Pulmonary artery sling is a very rare congenital vascular anomaly. Patients usually present in infancy with symptoms of airway compression. Patients with trisomy 21 often have upper airway obstruction, most commonly related to pharyngeal causes or subglottic stenosis.

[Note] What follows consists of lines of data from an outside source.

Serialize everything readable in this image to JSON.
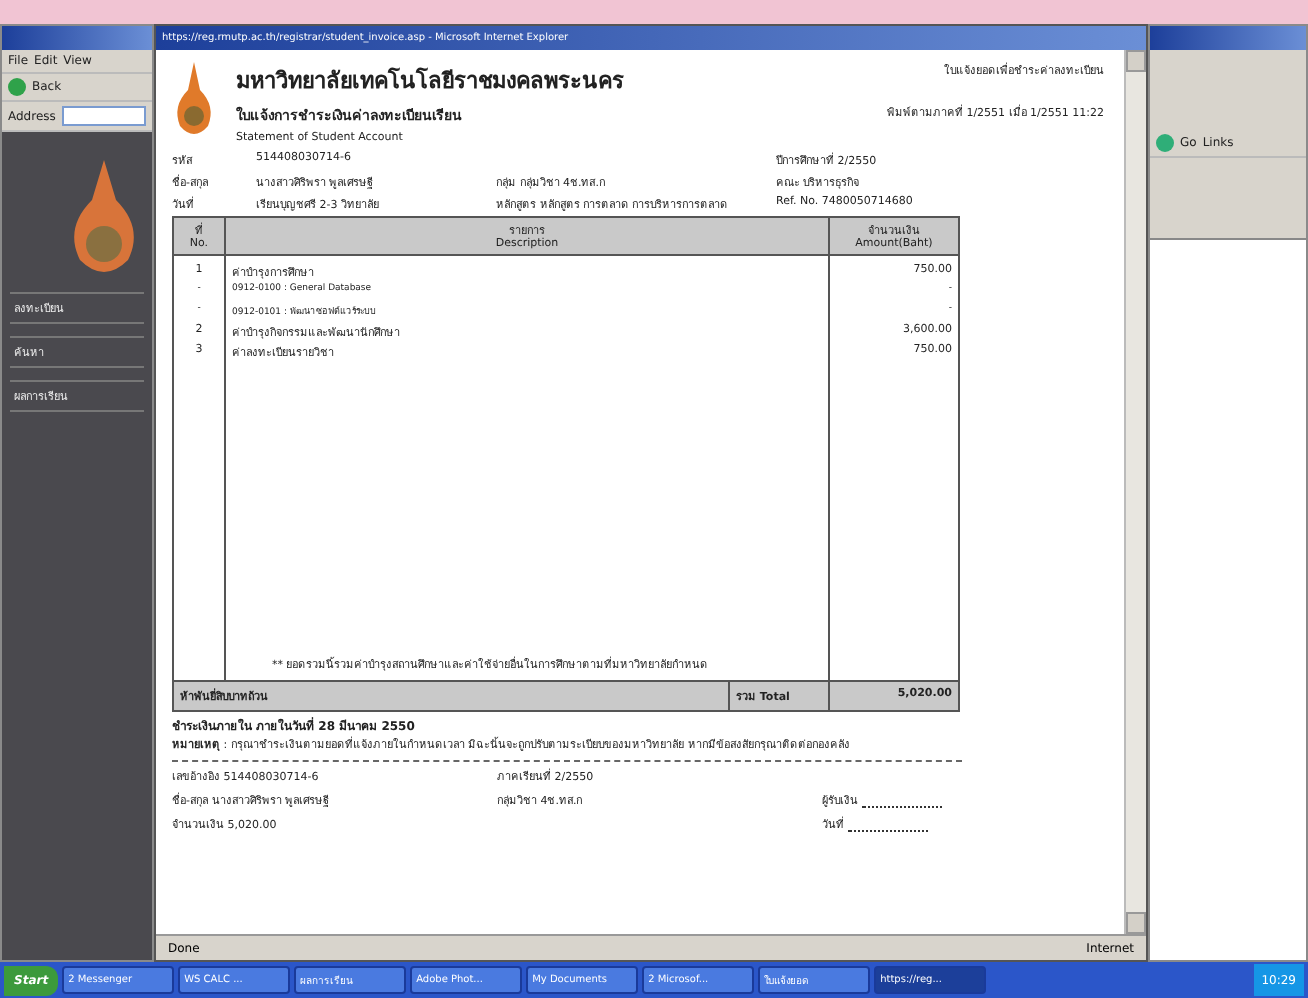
{
  "left_window": {
    "menu": [
      "File",
      "Edit",
      "View"
    ],
    "back_label": "Back",
    "address_label": "Address",
    "nav_items": [
      "ลงทะเบียน",
      "ค้นหา",
      "ผลการเรียน"
    ]
  },
  "browser": {
    "title": "https://reg.rmutp.ac.th/registrar/student_invoice.asp - Microsoft Internet Explorer",
    "document": {
      "university": "มหาวิทยาลัยเทคโนโลยีราชมงคลพระนคร",
      "subtitle": "ใบแจ้งการชำระเงินค่าลงทะเบียนเรียน",
      "subtitle_en": "Statement of Student Account",
      "office": "ใบแจ้งยอดเพื่อชำระค่าลงทะเบียน",
      "print_date": "พิมพ์ตามภาคที่ 1/2551 เมื่อ 1/2551 11:22",
      "info": [
        {
          "label": "รหัส",
          "value": "514408030714-6",
          "label3": "ปีการศึกษาที่ 2/2550"
        },
        {
          "label": "ชื่อ-สกุล",
          "value": "นางสาวศิริพรา พูลเศรษฐี",
          "label2": "กลุ่ม",
          "value2": "กลุ่มวิชา 4ช.ทส.ก",
          "label3": "คณะ บริหารธุรกิจ"
        },
        {
          "label": "วันที่",
          "value": "เรียนบุญชศรี 2-3 วิทยาลัย",
          "label2": "หลักสูตร",
          "value2": "หลักสูตร การตลาด การบริหารการตลาด",
          "label3": "Ref. No. 7480050714680"
        }
      ],
      "table": {
        "columns": [
          [
            "ที่",
            "No."
          ],
          [
            "รายการ",
            "Description"
          ],
          [
            "จำนวนเงิน",
            "Amount(Baht)"
          ]
        ],
        "rows": [
          {
            "no": "1",
            "desc": "ค่าบำรุงการศึกษา",
            "amount": "750.00",
            "sub": false
          },
          {
            "no": "-",
            "desc": "0912-0100 : General Database",
            "amount": "-",
            "sub": true
          },
          {
            "no": "-",
            "desc": "0912-0101 : พัฒนาซอฟต์แวร์ระบบ",
            "amount": "-",
            "sub": true
          },
          {
            "no": "2",
            "desc": "ค่าบำรุงกิจกรรมและพัฒนานักศึกษา",
            "amount": "3,600.00",
            "sub": false
          },
          {
            "no": "3",
            "desc": "ค่าลงทะเบียนรายวิชา",
            "amount": "750.00",
            "sub": false
          }
        ],
        "note": "** ยอดรวมนี้รวมค่าบำรุงสถานศึกษาและค่าใช้จ่ายอื่นในการศึกษาตามที่มหาวิทยาลัยกำหนด",
        "total_caption": "ห้าพันยี่สิบบาทถ้วน",
        "total_label": "รวม Total",
        "total": "5,020.00"
      },
      "deadline": "ชำระเงินภายใน ภายในวันที่ 28 มีนาคม 2550",
      "remark": "**หมายเหตุ** : กรุณาชำระเงินตามยอดที่แจ้งภายในกำหนดเวลา มิฉะนั้นจะถูกปรับตามระเบียบของมหาวิทยาลัย หากมีข้อสงสัยกรุณาติดต่อกองคลัง",
      "slip": {
        "ref": "เลขอ้างอิง 514408030714-6",
        "year": "ภาคเรียนที่ 2/2550",
        "name_label": "ชื่อ-สกุล",
        "name": "นางสาวศิริพรา พูลเศรษฐี",
        "group": "กลุ่มวิชา 4ช.ทส.ก",
        "amount_label": "จำนวนเงิน",
        "amount": "5,020.00",
        "receiver": "ผู้รับเงิน",
        "date": "วันที่"
      }
    },
    "status": "Done",
    "zone": "Internet"
  },
  "right_window": {
    "go": "Go",
    "links": "Links"
  },
  "taskbar": {
    "start": "Start",
    "tasks": [
      {
        "label": "2 Messenger",
        "selected": false
      },
      {
        "label": "WS CALC ...",
        "selected": false
      },
      {
        "label": "ผลการเรียน",
        "selected": false
      },
      {
        "label": "Adobe Phot...",
        "selected": false
      },
      {
        "label": "My Documents",
        "selected": false
      },
      {
        "label": "2 Microsof...",
        "selected": false
      },
      {
        "label": "ใบแจ้งยอด",
        "selected": false
      },
      {
        "label": "https://reg...",
        "selected": true
      }
    ],
    "clock": "10:29"
  }
}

Although the incidence of congenital heart defects in patients with trisomy 21 is very high, a review of the literature showed only one previously reported case of pulmonary artery sling in an infant with trisomy 21. We report a case of pulmonary artery sling and complete atrioventricular canal defect in a one-month-old female with trisomy 21. Echocardiography is an important diagnostic method for pulmonary artery sling, but this anomaly may be easily overlooked in the presence of more commonly anticipated defects in this population.
机译:肺动脉吊带是非常罕见的先天性血管异常。患者通常在婴儿期出现气道受压症状。 21三体症患者常有上呼吸道阻塞,最常与咽部原因或声门下狭窄相关。尽管21三体综合征患者先天性心脏缺陷的发生率很高,但文献回顾显示,在21三体综合征的婴儿中只有一例先前报道的肺动脉悬吊病例。我们报道了一例肺动脉悬吊和完整的房室管腔病例患有21三体性疾病的1个月大女性的心脏缺损。超声心动图是肺动脉悬带的重要诊断方法,但是在该人群中存在更普遍预期的缺损时,这种异常现象很容易被忽略。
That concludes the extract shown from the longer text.